Jest popołudnie. Odłożyłam książkę na półkę obok łóżka wiedząc, że i tak nie dam rady więcej przeczytać jej. Moje myśli cały czas ciągną mnie do Smileya. Najlepiej będzie pójść do niego jak najszybciej. I tak też zrobiłam.
Wstałam ze swojego miękkiego łóżka i chwyciłam za swój czarny sweter, który wysiał na moim krześle obok biurka. Wyszłam z pokoju i poszłam do gabinetu Smileya. Gdy już dotarłam do brązowych drzwi gdzie było napisane Dr.Smiley zapukałam w nie. Po minucie drzwi się otworzyły. Stał w niech Smiley. Miał na sobie nałożoną białą maskę oraz białe rękawiczki. Ubranie jak i rękawiczki była całe we krwi. Za czrnowłosym widziałam na stole operacyjnym jakąś postać.
-Dobrze się bawisz- powiedziałam posyłając mu mały uśmiech
On na to się krótko zaśmiał i wpuścił mnie do środka. Od razu poczułam mocny zapach krwi. Nie przeszkadzało mi to. Ostatnio długo siedziałam nad oczami więc da się przyzwyczaić. Na stole leżał czarno włosy chłopak. Tak na oko dwudziestolatek. Był już martwy. Nie posiadał kilku organów.

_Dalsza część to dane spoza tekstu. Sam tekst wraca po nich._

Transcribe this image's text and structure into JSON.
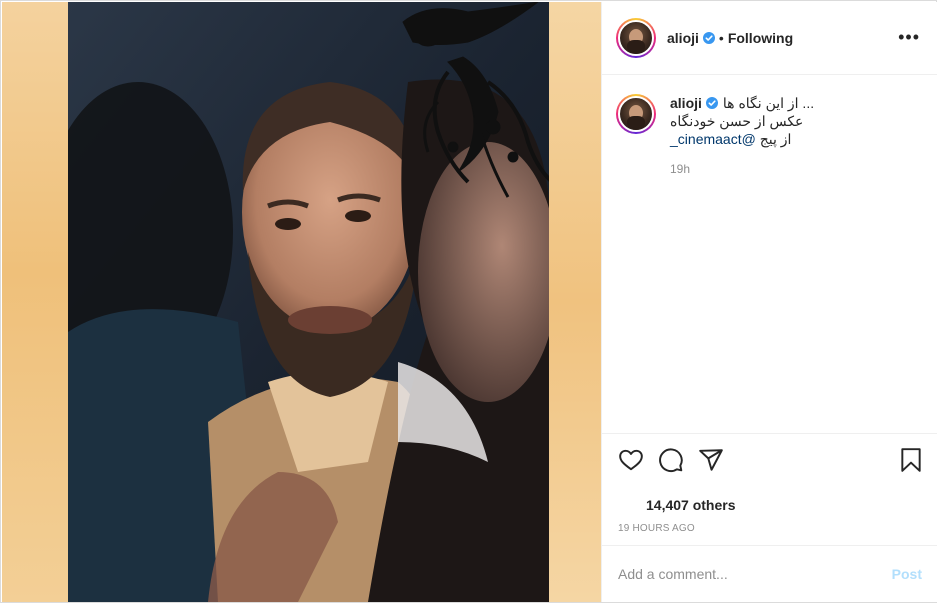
{
  "post": {
    "username": "alioji",
    "verified": true,
    "separator": "•",
    "follow_status": "Following",
    "more_icon": "more-options-icon"
  },
  "caption": {
    "username": "alioji",
    "line1": "... از این نگاه ها",
    "line2": "عکس از حسن خودنگاه",
    "line3_prefix": "از پیج ",
    "line3_mention": "@cinemaact_",
    "time": "19h"
  },
  "actions": {
    "like_icon": "heart-icon",
    "comment_icon": "comment-icon",
    "share_icon": "share-icon",
    "save_icon": "bookmark-icon"
  },
  "likes": {
    "text": "14,407 others"
  },
  "timestamp": "19 HOURS AGO",
  "comment": {
    "placeholder": "Add a comment...",
    "post_label": "Post"
  },
  "colors": {
    "accent_blue": "#0095f6",
    "post_disabled": "#b2dffc",
    "verified": "#3897f0",
    "frame_bg": "#f2c98a"
  }
}
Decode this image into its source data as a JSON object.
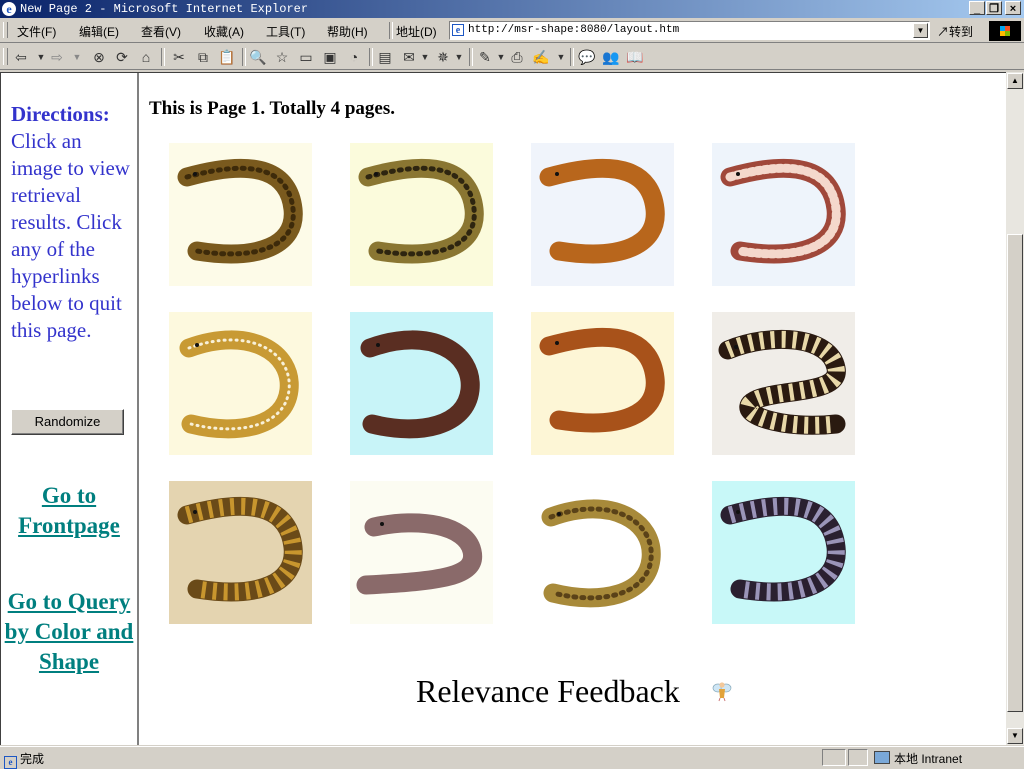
{
  "window": {
    "title": "New Page 2 - Microsoft Internet Explorer",
    "minimize_label": "_",
    "restore_label": "❐",
    "close_label": "×"
  },
  "menu": {
    "items": [
      "文件(F)",
      "编辑(E)",
      "查看(V)",
      "收藏(A)",
      "工具(T)",
      "帮助(H)"
    ],
    "address_label": "地址(D)",
    "address_value": "http://msr-shape:8080/layout.htm",
    "go_label": "↗转到"
  },
  "toolbar": {
    "icons": [
      "back-icon",
      "forward-icon",
      "stop-icon",
      "refresh-icon",
      "home-icon",
      "cut-icon",
      "copy-icon",
      "paste-icon",
      "search-icon",
      "favorites-icon",
      "history-icon",
      "mail-icon",
      "print-icon",
      "edit-icon",
      "discuss-icon",
      "messenger-icon"
    ]
  },
  "left_panel": {
    "directions_heading": "Directions:",
    "directions_text": "Click an image to view retrieval results. Click any of the hyperlinks below to quit this page.",
    "randomize_label": "Randomize",
    "link_frontpage": "Go to Frontpage",
    "link_query": "Go to Query by Color and Shape"
  },
  "main": {
    "page_info": "This is Page 1. Totally 4 pages.",
    "feedback_label": "Relevance Feedback",
    "images": [
      {
        "bg": "#fdfbe8",
        "body": "#7a5a1e",
        "spot": "#3d2a0a",
        "pattern": "spots",
        "curve": "u"
      },
      {
        "bg": "#fbfbdc",
        "body": "#8a7632",
        "spot": "#2e2510",
        "pattern": "spots",
        "curve": "u"
      },
      {
        "bg": "#f0f4fb",
        "body": "#b8661c",
        "spot": "#8a4410",
        "pattern": "none",
        "curve": "u"
      },
      {
        "bg": "#eef4fb",
        "body": "#a0483a",
        "spot": "#f4d8cc",
        "pattern": "mesh",
        "curve": "u"
      },
      {
        "bg": "#fdf9de",
        "body": "#c89a34",
        "spot": "#f8f0d8",
        "pattern": "dots",
        "curve": "c"
      },
      {
        "bg": "#c8f4f8",
        "body": "#5a2e22",
        "spot": "#3a1c14",
        "pattern": "none",
        "curve": "c"
      },
      {
        "bg": "#fdf6d6",
        "body": "#a8521a",
        "spot": "#6a3010",
        "pattern": "none",
        "curve": "u"
      },
      {
        "bg": "#f0ede8",
        "body": "#2a1a10",
        "spot": "#e8d8a8",
        "pattern": "bands",
        "curve": "s"
      },
      {
        "bg": "#e4d4b0",
        "body": "#6a4a18",
        "spot": "#c8962e",
        "pattern": "bands",
        "curve": "u"
      },
      {
        "bg": "#fcfcf2",
        "body": "#8a6a6a",
        "spot": "#5a4242",
        "pattern": "none",
        "curve": "w"
      },
      {
        "bg": "#ffffff",
        "body": "#a88a3a",
        "spot": "#5a4218",
        "pattern": "spots",
        "curve": "c"
      },
      {
        "bg": "#c8f8f8",
        "body": "#2a2030",
        "spot": "#9a94b8",
        "pattern": "bands",
        "curve": "u"
      }
    ]
  },
  "statusbar": {
    "status_text": "完成",
    "zone_label": "本地 Intranet"
  }
}
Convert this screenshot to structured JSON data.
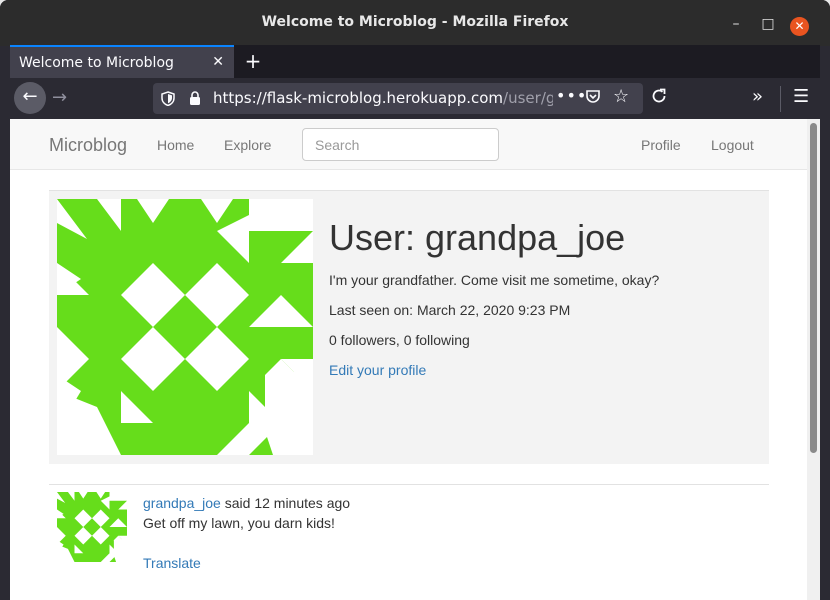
{
  "window": {
    "title": "Welcome to Microblog - Mozilla Firefox",
    "minimize_glyph": "–",
    "maximize_glyph": "□",
    "close_glyph": "✕"
  },
  "tab": {
    "label": "Welcome to Microblog",
    "close_glyph": "✕",
    "new_tab_glyph": "+"
  },
  "toolbar": {
    "back_glyph": "←",
    "forward_glyph": "→",
    "url_main": "https://flask-microblog.herokuapp.com",
    "url_rest": "/user/g",
    "page_actions_glyph": "•••",
    "bookmark_glyph": "☆",
    "overflow_glyph": "»",
    "menu_glyph": "☰"
  },
  "site": {
    "brand": "Microblog",
    "nav": {
      "home": "Home",
      "explore": "Explore",
      "profile": "Profile",
      "logout": "Logout"
    },
    "search_placeholder": "Search"
  },
  "profile": {
    "title": "User: grandpa_joe",
    "about": "I'm your grandfather. Come visit me sometime, okay?",
    "last_seen": "Last seen on: March 22, 2020 9:23 PM",
    "follow_counts": "0 followers, 0 following",
    "edit_link": "Edit your profile"
  },
  "post": {
    "author": "grandpa_joe",
    "said": " said 12 minutes ago",
    "body": "Get off my lawn, you darn kids!",
    "translate": "Translate"
  },
  "colors": {
    "identicon": "#66dd1b",
    "link": "#337ab7",
    "accent_tab": "#0a84ff",
    "close_button": "#e95420"
  }
}
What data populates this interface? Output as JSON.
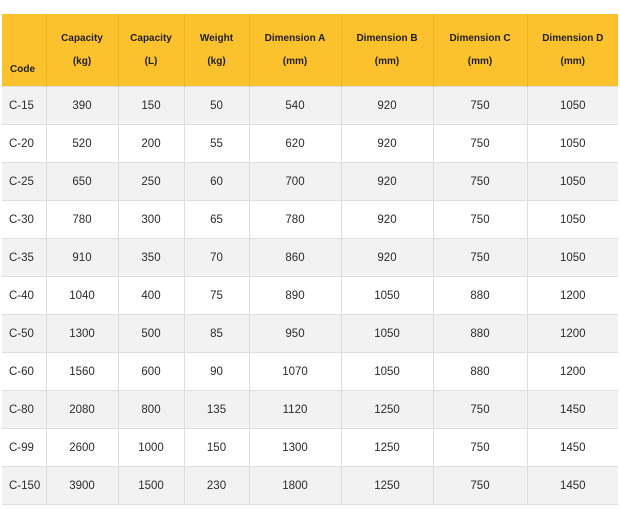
{
  "colors": {
    "header_bg": "#fcc22d",
    "row_alt_bg": "#f2f2f2",
    "border": "#dedede"
  },
  "table": {
    "headers": [
      {
        "line1": "",
        "line2": "Code"
      },
      {
        "line1": "Capacity",
        "line2": "(kg)"
      },
      {
        "line1": "Capacity",
        "line2": "(L)"
      },
      {
        "line1": "Weight",
        "line2": "(kg)"
      },
      {
        "line1": "Dimension A",
        "line2": "(mm)"
      },
      {
        "line1": "Dimension B",
        "line2": "(mm)"
      },
      {
        "line1": "Dimension C",
        "line2": "(mm)"
      },
      {
        "line1": "Dimension D",
        "line2": "(mm)"
      }
    ],
    "rows": [
      [
        "C-15",
        "390",
        "150",
        "50",
        "540",
        "920",
        "750",
        "1050"
      ],
      [
        "C-20",
        "520",
        "200",
        "55",
        "620",
        "920",
        "750",
        "1050"
      ],
      [
        "C-25",
        "650",
        "250",
        "60",
        "700",
        "920",
        "750",
        "1050"
      ],
      [
        "C-30",
        "780",
        "300",
        "65",
        "780",
        "920",
        "750",
        "1050"
      ],
      [
        "C-35",
        "910",
        "350",
        "70",
        "860",
        "920",
        "750",
        "1050"
      ],
      [
        "C-40",
        "1040",
        "400",
        "75",
        "890",
        "1050",
        "880",
        "1200"
      ],
      [
        "C-50",
        "1300",
        "500",
        "85",
        "950",
        "1050",
        "880",
        "1200"
      ],
      [
        "C-60",
        "1560",
        "600",
        "90",
        "1070",
        "1050",
        "880",
        "1200"
      ],
      [
        "C-80",
        "2080",
        "800",
        "135",
        "1120",
        "1250",
        "750",
        "1450"
      ],
      [
        "C-99",
        "2600",
        "1000",
        "150",
        "1300",
        "1250",
        "750",
        "1450"
      ],
      [
        "C-150",
        "3900",
        "1500",
        "230",
        "1800",
        "1250",
        "750",
        "1450"
      ]
    ]
  }
}
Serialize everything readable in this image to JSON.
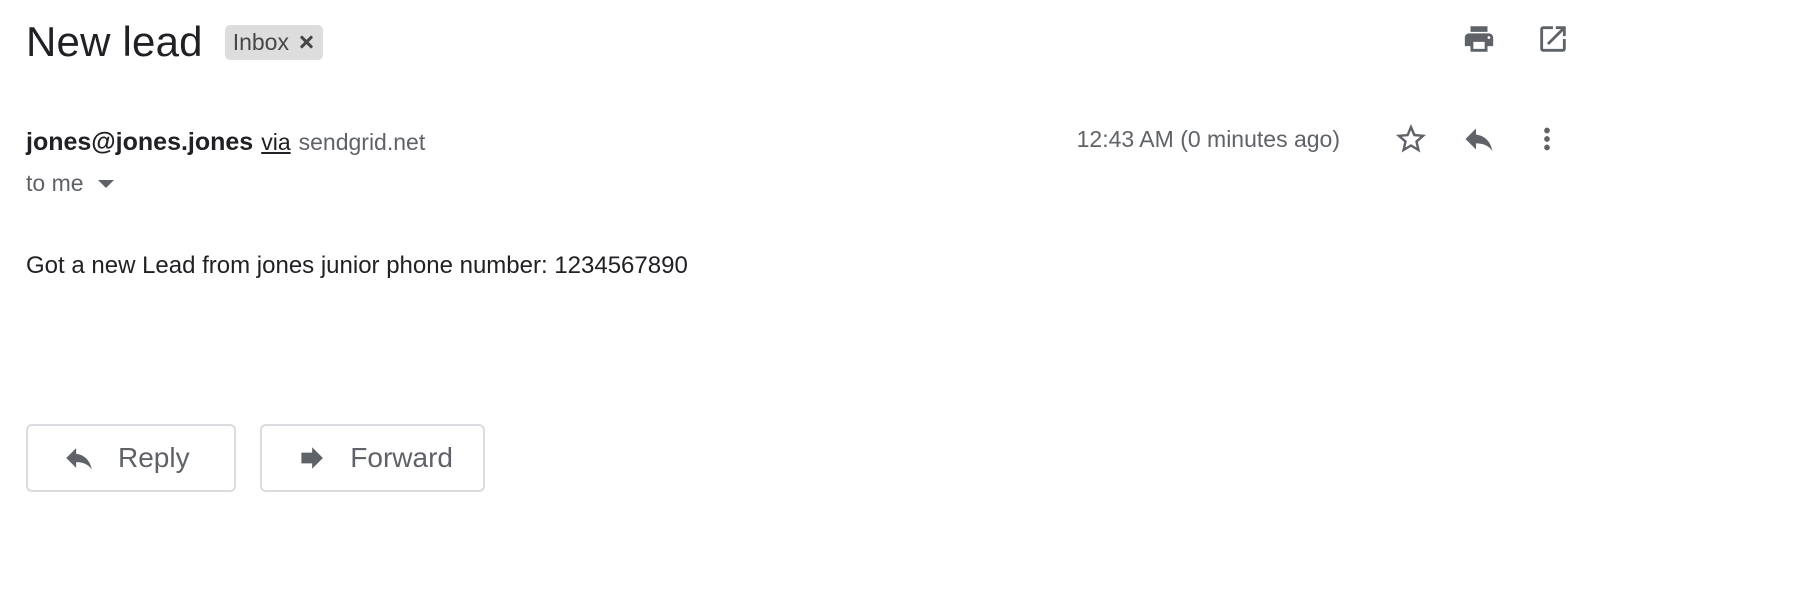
{
  "email": {
    "subject": "New lead",
    "label": "Inbox",
    "sender": "jones@jones.jones",
    "via_label": "via",
    "via_domain": "sendgrid.net",
    "recipient": "to me",
    "timestamp": "12:43 AM (0 minutes ago)",
    "body": "Got a new Lead from jones junior phone number: 1234567890"
  },
  "actions": {
    "reply_label": "Reply",
    "forward_label": "Forward"
  },
  "icons": {
    "top": [
      "print-icon",
      "open-in-new-window-icon"
    ],
    "message": [
      "star-icon",
      "reply-icon",
      "more-vertical-icon"
    ]
  },
  "colors": {
    "text_primary": "#202124",
    "text_secondary": "#5f6368",
    "chip_background": "#dddddd",
    "button_border": "#dadce0"
  }
}
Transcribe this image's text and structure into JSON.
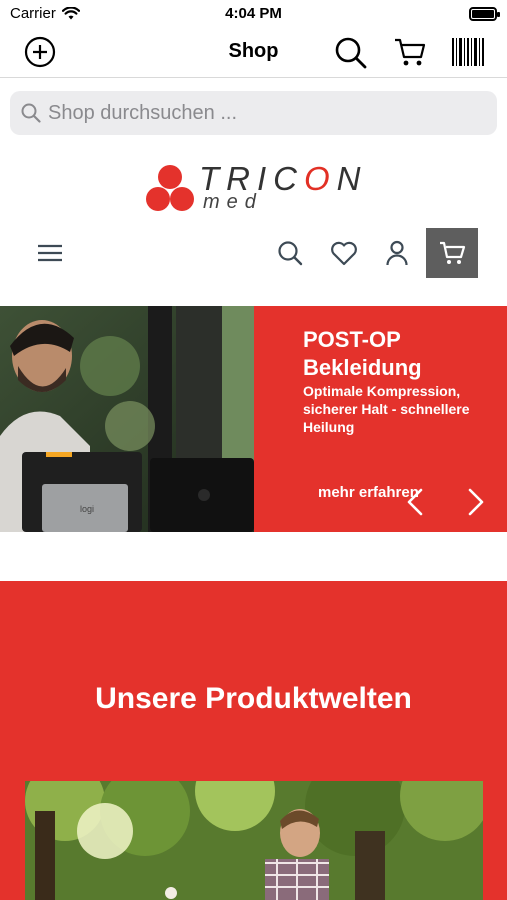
{
  "status_bar": {
    "carrier": "Carrier",
    "time": "4:04 PM"
  },
  "nav_bar": {
    "title": "Shop"
  },
  "search": {
    "placeholder": "Shop durchsuchen ..."
  },
  "logo": {
    "word_prefix": "TRIC",
    "word_o": "O",
    "word_suffix": "N",
    "sub": "med"
  },
  "hero": {
    "title": "POST-OP Bekleidung",
    "subtitle": "Optimale Kompression, sicherer Halt - schnellere Heilung",
    "cta": "mehr erfahren"
  },
  "product_worlds": {
    "title": "Unsere Produktwelten"
  },
  "colors": {
    "brand_red": "#e4322c",
    "dark_gray": "#5e5e5e",
    "search_bg": "#ececee"
  },
  "icons": [
    "wifi-icon",
    "battery-icon",
    "add-icon",
    "search-icon",
    "cart-icon",
    "barcode-icon",
    "menu-icon",
    "heart-icon",
    "user-icon",
    "chevron-left-icon",
    "chevron-right-icon"
  ]
}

Zerknęłam ukradkiem na Smileya, który był odwrócony do nie plecami, a potem z powrotem do tego gościa. Uśmiechnęłam się na moją myśl. Weszłam na stół aby usiąść na jego kroczu.
-Co ty robisz- powiedział Smiley odwrócony w moją stronę.
-Nie wiedziesz? Przystojniak z niego- Powiedziałam przejeżdżając rękoma po jego klatce piersiowej od góry do dołu
Smiley się na mnie spojrzał. Było widać w jego oczach zirytowanie ale nie okazywał tego- Czyli preferujesz trupy-
-Nie trup czy trup i tak można z nimi spać...i nie tylko-
Chwyciłam mężczyznę za koszulkę aby jego twarz zbliżyła się do mnie. Gdy miałam już pocałować jego martwe usta jego głowa została gwałtownie pociągnięta do tyłu co poskutkowało to oderwania jej od reszty ciała. Spojrzałam na Smileya, który trzymał głowę mężczyzny w ręce a potem rzucają ją gdzieś w kąt. Był zirytowany.
-A był taki seksowny- westchnęłam z udawanym smutkiem zrzucając ciało na podłogę
Smiley podszedł do mnie szybki krokiem. Złapał mnie za moje nogi i przybliżył mnie do siebie. Teraz siedziałam na krawędzi łóżka operacyjnego.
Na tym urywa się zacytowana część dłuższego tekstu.